When writing for reference, it isn’t necessary to use flowery language or long, complex sentences. A knowledge base is built around fast, easy access to information. Short sentences, obvious headings, and bullet lists are the easiest way to provide that information for internal use.
Include links to other helpful resources.
When building your knowledge base, reference other webpages or documents. Doing so is useful when external sources are updated by other people, or when you want to keep your knowledge base article shorter. Cross-link your articles, so that when one article references another, all the viewer has to do is click a keyword to view that article.

Sharing Knowledge with Leads and Clients

Your knowledge base for external consumption is just as important as your
marketing messages. Bad spelling and grammar, nonintuitive structure, or misinformation reflect on your brand just as outbound messaging does.

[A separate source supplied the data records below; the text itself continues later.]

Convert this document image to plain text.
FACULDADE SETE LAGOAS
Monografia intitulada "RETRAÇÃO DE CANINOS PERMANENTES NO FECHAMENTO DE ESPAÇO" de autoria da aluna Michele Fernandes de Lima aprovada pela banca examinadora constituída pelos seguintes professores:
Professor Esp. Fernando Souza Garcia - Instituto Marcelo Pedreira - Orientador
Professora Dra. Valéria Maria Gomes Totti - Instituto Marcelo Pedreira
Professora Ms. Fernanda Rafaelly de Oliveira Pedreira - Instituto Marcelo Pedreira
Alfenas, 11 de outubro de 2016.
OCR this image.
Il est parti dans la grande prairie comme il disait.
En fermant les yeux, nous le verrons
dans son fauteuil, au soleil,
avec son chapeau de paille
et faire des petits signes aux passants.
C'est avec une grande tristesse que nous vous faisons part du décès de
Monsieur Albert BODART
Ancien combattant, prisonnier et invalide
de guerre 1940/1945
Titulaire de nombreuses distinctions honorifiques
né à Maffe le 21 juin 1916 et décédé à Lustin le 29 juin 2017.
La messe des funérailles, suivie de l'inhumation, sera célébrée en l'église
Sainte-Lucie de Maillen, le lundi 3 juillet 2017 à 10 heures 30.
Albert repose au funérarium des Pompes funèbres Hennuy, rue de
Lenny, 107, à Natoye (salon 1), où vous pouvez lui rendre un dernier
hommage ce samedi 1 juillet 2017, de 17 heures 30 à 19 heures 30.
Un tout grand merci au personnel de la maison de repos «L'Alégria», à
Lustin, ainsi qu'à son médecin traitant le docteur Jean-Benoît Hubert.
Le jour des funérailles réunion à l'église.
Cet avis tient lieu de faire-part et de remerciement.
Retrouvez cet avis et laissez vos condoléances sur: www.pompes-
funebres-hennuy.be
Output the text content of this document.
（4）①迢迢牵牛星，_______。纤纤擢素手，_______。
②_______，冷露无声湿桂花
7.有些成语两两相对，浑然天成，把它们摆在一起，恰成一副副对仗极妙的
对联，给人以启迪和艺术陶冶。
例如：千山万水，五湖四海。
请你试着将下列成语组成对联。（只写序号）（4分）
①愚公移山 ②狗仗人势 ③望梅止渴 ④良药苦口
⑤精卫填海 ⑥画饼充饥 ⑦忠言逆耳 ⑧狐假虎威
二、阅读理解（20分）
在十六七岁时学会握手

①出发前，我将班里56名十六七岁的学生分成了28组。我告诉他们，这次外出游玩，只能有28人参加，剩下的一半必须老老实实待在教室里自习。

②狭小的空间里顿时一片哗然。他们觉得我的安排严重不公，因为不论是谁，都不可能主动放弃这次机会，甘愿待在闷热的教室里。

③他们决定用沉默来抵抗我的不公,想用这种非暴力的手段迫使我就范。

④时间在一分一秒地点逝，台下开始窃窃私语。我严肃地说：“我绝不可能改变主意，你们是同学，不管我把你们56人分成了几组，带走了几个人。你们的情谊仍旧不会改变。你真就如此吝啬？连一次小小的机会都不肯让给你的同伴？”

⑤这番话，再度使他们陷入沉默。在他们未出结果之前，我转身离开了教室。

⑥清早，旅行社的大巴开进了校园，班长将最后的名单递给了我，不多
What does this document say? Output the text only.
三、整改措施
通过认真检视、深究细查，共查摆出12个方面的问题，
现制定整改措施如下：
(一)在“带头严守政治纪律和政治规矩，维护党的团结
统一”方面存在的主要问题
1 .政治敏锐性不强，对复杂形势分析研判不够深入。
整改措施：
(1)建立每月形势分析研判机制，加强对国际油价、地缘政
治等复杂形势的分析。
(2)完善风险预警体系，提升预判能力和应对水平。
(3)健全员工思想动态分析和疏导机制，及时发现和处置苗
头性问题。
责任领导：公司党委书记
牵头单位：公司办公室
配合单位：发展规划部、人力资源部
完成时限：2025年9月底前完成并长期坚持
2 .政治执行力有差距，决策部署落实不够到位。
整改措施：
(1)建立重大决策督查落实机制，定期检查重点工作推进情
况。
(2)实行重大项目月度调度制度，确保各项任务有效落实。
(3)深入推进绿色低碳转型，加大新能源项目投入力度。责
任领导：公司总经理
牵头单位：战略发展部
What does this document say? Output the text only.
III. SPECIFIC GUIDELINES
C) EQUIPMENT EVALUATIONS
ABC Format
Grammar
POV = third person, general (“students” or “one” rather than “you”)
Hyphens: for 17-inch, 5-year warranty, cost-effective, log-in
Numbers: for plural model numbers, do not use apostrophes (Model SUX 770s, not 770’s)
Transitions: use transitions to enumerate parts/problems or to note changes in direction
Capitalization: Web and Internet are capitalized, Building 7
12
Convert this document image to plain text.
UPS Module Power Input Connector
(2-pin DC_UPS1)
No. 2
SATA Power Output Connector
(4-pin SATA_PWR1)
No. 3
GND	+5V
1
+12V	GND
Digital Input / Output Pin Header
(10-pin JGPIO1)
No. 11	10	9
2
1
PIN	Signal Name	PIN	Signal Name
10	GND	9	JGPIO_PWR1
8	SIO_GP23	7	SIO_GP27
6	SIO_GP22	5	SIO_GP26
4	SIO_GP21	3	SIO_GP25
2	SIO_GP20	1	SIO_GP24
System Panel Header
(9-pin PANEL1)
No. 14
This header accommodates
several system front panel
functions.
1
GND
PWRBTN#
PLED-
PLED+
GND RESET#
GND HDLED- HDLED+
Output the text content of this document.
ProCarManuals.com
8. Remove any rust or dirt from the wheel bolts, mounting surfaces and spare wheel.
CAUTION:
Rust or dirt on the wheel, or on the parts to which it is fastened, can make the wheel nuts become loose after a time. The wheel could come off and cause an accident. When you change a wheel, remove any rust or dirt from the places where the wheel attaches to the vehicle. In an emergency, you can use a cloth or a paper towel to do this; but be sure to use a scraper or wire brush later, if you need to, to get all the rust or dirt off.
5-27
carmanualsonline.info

Oftentimes, companies share product details, features, and capabilities with the general public. This information helps answer questions that your leads and clients have without burdening your customer service team. If someone does ask a question of your customer service professionals, they can suggest that the information is available online through the knowledge base. Giving access to information empowers the public to conduct research on their own, allowing you to work more efficiently.

Two actions can save your employees time:

Integrate your knowledge base with customer service.

Your chat and support ticketing systems should be able to reference your knowledge base. Even if not directly integrated into the software, if your support team can easily find, copy, and paste information from your knowledge base into responses to customers, your organization saves time and ensures consistency.

Link to your knowledge base from your website/emails.

Prospects and clients should be able to gain easy access to your publicly available content with a URL directly linking to your public-facing knowledge base. Direct access to information provides a convenient, useful way to educate people. By embedding these links in your emails and web content, your contacts can find that information on their own, limiting the burden on your support team. In turn, you can handle support with fewer resources, saving you a considerable cost.